Our Athens, Georgia, DUI law blog has discussed a variety of circumstances in which individuals have been arrested for drunk driving. Our blog has also discussed the numerous legal and social consequences individuals may face after being charged with DUI in the state of Georgia.

Although some students and other Georgia residents do make the mistake of getting behind the wheel after drinking too much, not all individuals accused of driving under the influence are guilty of the charges. In fact, hundreds of DUI cases are now in question in Georgia after a Richmond County deputy recently admitted to falsifying evidence in at least one case.

According to reports, the deputy had been assigned to a DUI task force in March 2009. Since then, he was involved with arresting between 250 and 400 people for a variety of offenses. Although it has not been determined how many cases involved individuals who were arrested for driving under the influence, there are at least 60 pending DUI cases in which the deputy was the arresting officer. These pending cases are now in question after the officer admitted last month that he falsified the results of an alcohol-detection device at least “once or twice” while serving on the task force.

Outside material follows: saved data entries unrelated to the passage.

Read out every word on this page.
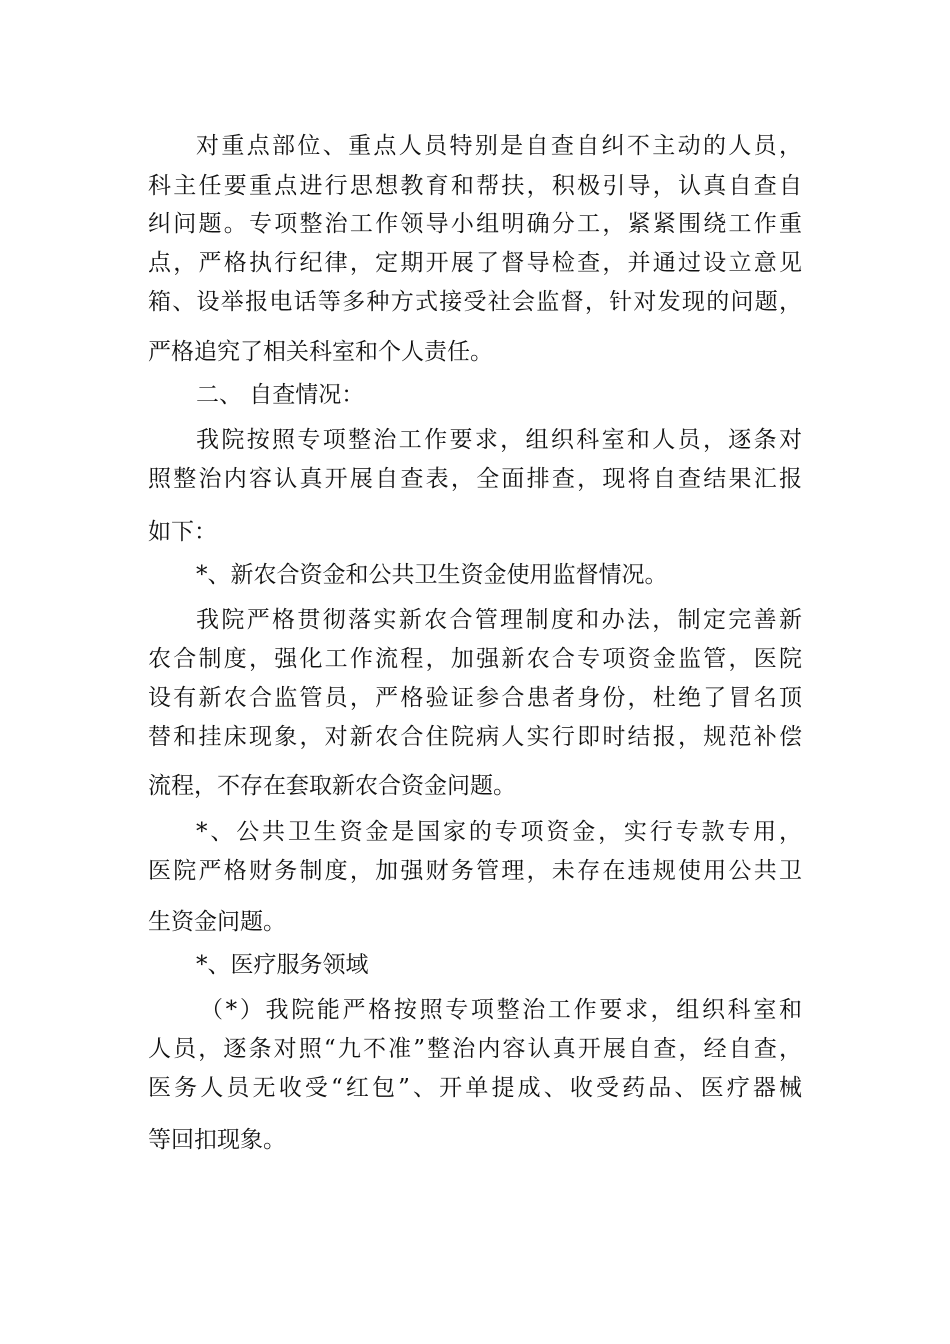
对重点部位、重点人员特别是自查自纠不主动的人员，
科主任要重点进行思想教育和帮扶，积极引导，认真自查自
纠问题。专项整治工作领导小组明确分工，紧紧围绕工作重
点，严格执行纪律，定期开展了督导检查，并通过设立意见
箱、设举报电话等多种方式接受社会监督，针对发现的问题，
严格追究了相关科室和个人责任。
二、 自查情况：
我院按照专项整治工作要求，组织科室和人员，逐条对
照整治内容认真开展自查表，全面排查，现将自查结果汇报
如下：
*、新农合资金和公共卫生资金使用监督情况。
我院严格贯彻落实新农合管理制度和办法，制定完善新
农合制度，强化工作流程，加强新农合专项资金监管，医院
设有新农合监管员，严格验证参合患者身份，杜绝了冒名顶
替和挂床现象，对新农合住院病人实行即时结报，规范补偿
流程，不存在套取新农合资金问题。
*、公共卫生资金是国家的专项资金，实行专款专用，
医院严格财务制度，加强财务管理，未存在违规使用公共卫
生资金问题。
*、医疗服务领域
（*）我院能严格按照专项整治工作要求，组织科室和
人员，逐条对照“九不准”整治内容认真开展自查，经自查，
医务人员无收受“红包”、开单提成、收受药品、医疗器械
等回扣现象。
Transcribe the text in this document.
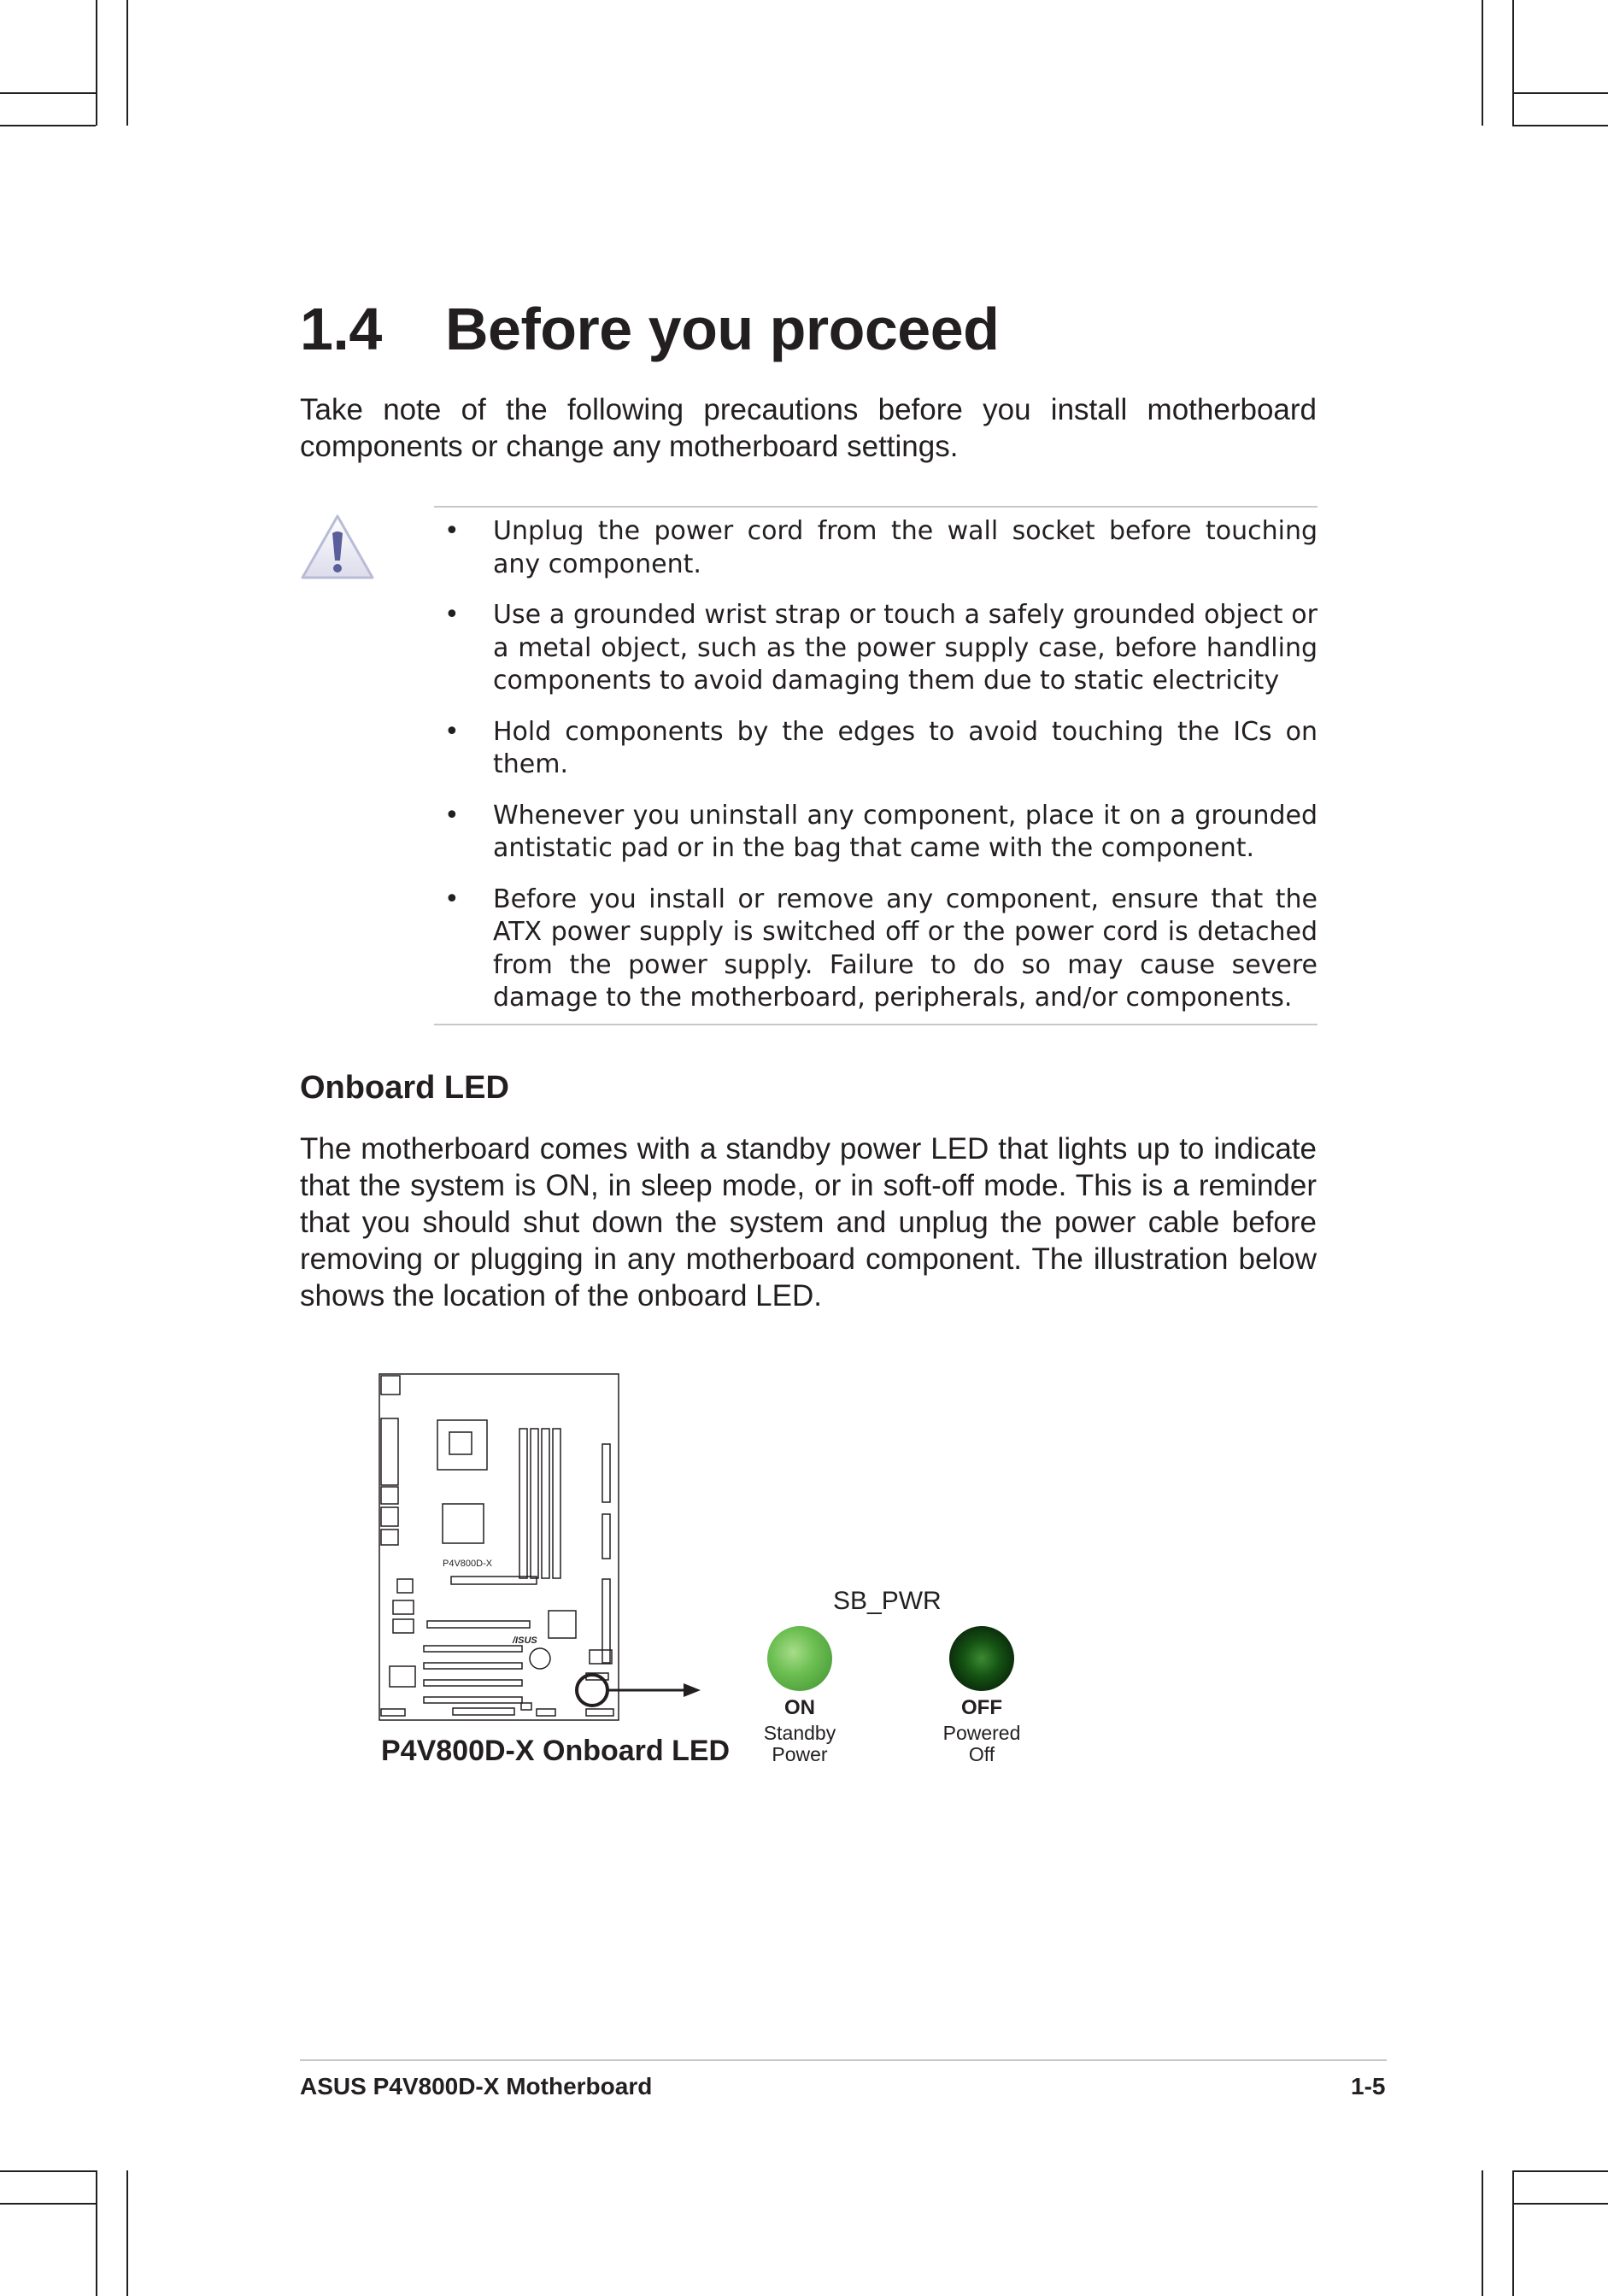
1.4 Before you proceed
Take note of the following precautions before you install motherboard components or change any motherboard settings.
• Unplug the power cord from the wall socket before touching any component.
• Use a grounded wrist strap or touch a safely grounded object or a metal object, such as the power supply case, before handling components to avoid damaging them due to static electricity
• Hold components by the edges to avoid touching the ICs on them.
• Whenever you uninstall any component, place it on a grounded antistatic pad or in the bag that came with the component.
• Before you install or remove any component, ensure that the ATX power supply is switched off or the power cord is detached from the power supply. Failure to do so may cause severe damage to the motherboard, peripherals, and/or components.
Onboard LED
The motherboard comes with a standby power LED that lights up to indicate that the system is ON, in sleep mode, or in soft-off mode. This is a reminder that you should shut down the system and unplug the power cable before removing or plugging in any motherboard component. The illustration below shows the location of the onboard LED.
P4V800D-X
/ISUS
P4V800D-X Onboard LED
SB_PWR
ON
Standby
Power
OFF
Powered
Off
ASUS P4V800D-X Motherboard	1-5
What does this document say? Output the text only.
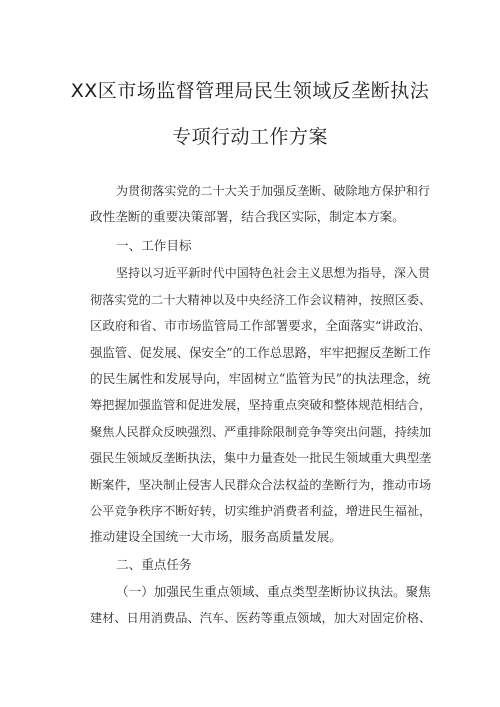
XX区市场监督管理局民生领域反垄断执法
专项行动工作方案
为贯彻落实党的二十大关于加强反垄断、破除地方保护和行
政性垄断的重要决策部署，结合我区实际，制定本方案。
一、工作目标
坚持以习近平新时代中国特色社会主义思想为指导，深入贯
彻落实党的二十大精神以及中央经济工作会议精神，按照区委、
区政府和省、市市场监管局工作部署要求，全面落实“讲政治、
强监管、促发展、保安全”的工作总思路，牢牢把握反垄断工作
的民生属性和发展导向，牢固树立“监管为民”的执法理念，统
筹把握加强监管和促进发展，坚持重点突破和整体规范相结合，
聚焦人民群众反映强烈、严重排除限制竞争等突出问题，持续加
强民生领域反垄断执法，集中力量查处一批民生领域重大典型垄
断案件，坚决制止侵害人民群众合法权益的垄断行为，推动市场
公平竞争秩序不断好转，切实维护消费者利益，增进民生福祉，
推动建设全国统一大市场，服务高质量发展。
二、重点任务
（一）加强民生重点领域、重点类型垄断协议执法。聚焦
建材、日用消费品、汽车、医药等重点领域，加大对固定价格、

The officer claims that he does not remember the specific cases in which he may have falsified readings after using the Alco-Sensor test. The Alco-Sensor is a hand-held device that is commonly used by officers to get a fairly accurate reading of a suspected drunk driver’s blood alcohol concentration.

In Georgia, the results of Alco-Sensor tests are not admissible during trials. However, the results of the tests are oftentimes considered by judges when determining plea deals, sentences or the terms of one’s probation.

Dozens of DUI cases are expected to be challenged in court after the officer admitted to falsifying evidence. Although he claimed that he only falsified readings in one or two cases, many now question the officer’s credibility in other cases in which he arrested individuals for allegedly driving under the influence.